3.2. Seller Account. (on-chain)

  • Object data - contain fields like name, description, keywords, location, contact info etc. Can be edited by the owner.
  • address owner EOA or contract. Accounts can be transferrable like NFTs.
  • []Review reviews - array containing all posted Reviews (defined in 3.4).

3.3. Review Token. (off-chain)

  • sender, nonce, callGasLimit, verificationGasLimit, preVerificationGas, maxFeePerGas - fields from ERC-4337 Account interface, defined and signed by Seller
  • uint12 expiryDate - after this time, posting Review using this Review Token is no longer possible
  • Object sellerData - additional data provided by seller, such as product details
  • address receiverCurrency - can be ETH if this field is left blank, or any ERC-20 token if it’s its contract address.
  • [](addressaccount,uint256 amount) receivers - array of Receiver accounts with amount paid to them from Seller Account.
  • bytes customerPublicKey one-time-use public key for a Customer to sign the Review.
  • bytes sellerSignature - signs all above fields (all Review fields except customerData rating and customerSignature)
  • bytes customerPrivateKey - one-time-use private key for a Customer to sign the Review. Unlike customerPublicKey, not included in posted Review structure.

3.4. Review. (on-chain)

  • all fields of Review Token, except customerPrivateKey
  • Object customerData - overall rating, partial ratings, description etc.
  • bytes customerSignature - signs all fields

4. Example use case:

4.1. Seller generates a Review Token, prints it as scannable QR code and includes it in product package.
4.2. Seller sells product to the cutomer.
4.3. Customer scans Review Token using Client Application, checks its validity, expiry date and other details.
4.4. Customer writes a Review using Client Application.
4.5. Client Application sends UserOperation with review data signed by customerPrivateKey.
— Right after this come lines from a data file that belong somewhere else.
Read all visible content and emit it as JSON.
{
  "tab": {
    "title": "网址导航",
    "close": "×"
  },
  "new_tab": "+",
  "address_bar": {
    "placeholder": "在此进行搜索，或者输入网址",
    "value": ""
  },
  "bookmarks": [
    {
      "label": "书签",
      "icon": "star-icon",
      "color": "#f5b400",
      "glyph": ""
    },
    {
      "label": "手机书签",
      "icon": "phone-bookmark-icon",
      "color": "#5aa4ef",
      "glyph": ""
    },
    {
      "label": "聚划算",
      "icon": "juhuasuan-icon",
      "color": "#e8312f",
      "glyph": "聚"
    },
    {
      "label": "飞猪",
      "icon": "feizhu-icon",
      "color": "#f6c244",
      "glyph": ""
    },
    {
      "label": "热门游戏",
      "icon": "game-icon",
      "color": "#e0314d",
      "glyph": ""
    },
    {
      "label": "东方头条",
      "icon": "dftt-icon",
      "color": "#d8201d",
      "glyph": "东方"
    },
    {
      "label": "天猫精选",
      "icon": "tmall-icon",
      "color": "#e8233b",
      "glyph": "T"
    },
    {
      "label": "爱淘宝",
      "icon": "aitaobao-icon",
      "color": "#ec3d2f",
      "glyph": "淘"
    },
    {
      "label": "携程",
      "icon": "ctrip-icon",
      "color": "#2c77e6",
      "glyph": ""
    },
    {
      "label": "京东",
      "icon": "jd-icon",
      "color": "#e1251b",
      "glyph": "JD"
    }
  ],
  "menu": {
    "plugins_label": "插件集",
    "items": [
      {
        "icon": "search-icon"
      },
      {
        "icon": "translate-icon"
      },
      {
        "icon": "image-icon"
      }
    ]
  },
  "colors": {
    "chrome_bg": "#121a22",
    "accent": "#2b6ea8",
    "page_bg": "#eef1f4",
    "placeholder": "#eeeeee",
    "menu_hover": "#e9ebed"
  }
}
Only at step 4.5, any transaction goes into blockchain and it’s only done if the token gets actually used by the Customer to post Review.
This way, Seller will not pay anything for tokens that were not used. So if not all Review Tokens are used, the costs of including tokens are, on average, lower than its value.
In addition Review Tokens have defined expiry date, so Seller don’t have to fear that some massive use of very old tokens, not used before, will deplete his account.
Tokens also include one-time private key to prevent frontrunning attacks. As the customerPrivateKey is received from the Seller, he could still do such attacks to replace negative feedback with positive one.
However, such actions are aren’t easy to do (Sellers don’t have a lot of control over bundler’s mempool, and the UserOperation is initiated by Customer) and, even if done, they are risky as the Customer can retaliate by sending another Review (using method from point 5.) with himself being the payer of fees, including signing it with same customerPrivateKey to prove it’s related to given token.
Although in general Customers don’t need to own ETH or even any account, some still can do and the Seller can’t know which ones are able and willing to do it.

5. Alternative method for posting Review.

This is second possible method of publishing Review, that can be done directly by anyone without having Review Token.
In this case, all payments (to Receivers and for gas) must be done directly by user who posts the Review - then the only required fields are: sellerData, customerData, receiverCurrency and receivers.
Sellers themselves, especially new ones, can use this to bootstrap their reputation. For Customers, it can be useful in case of Seller’s bad behavior related to Review Token itself, such as:

  • frontrunning attack like described above, trying to replace bad feedback with good one.
  • giving invalid, expired or already used token, or use them by themselves, not allowing Customer to do it later.
  • not having enough assets on the account to pay fees.
    This use case, unlike the one with Review Token, can be done as regular transaction, not ERC-4337 UserOperation.

Could you please show a more usable example in real life?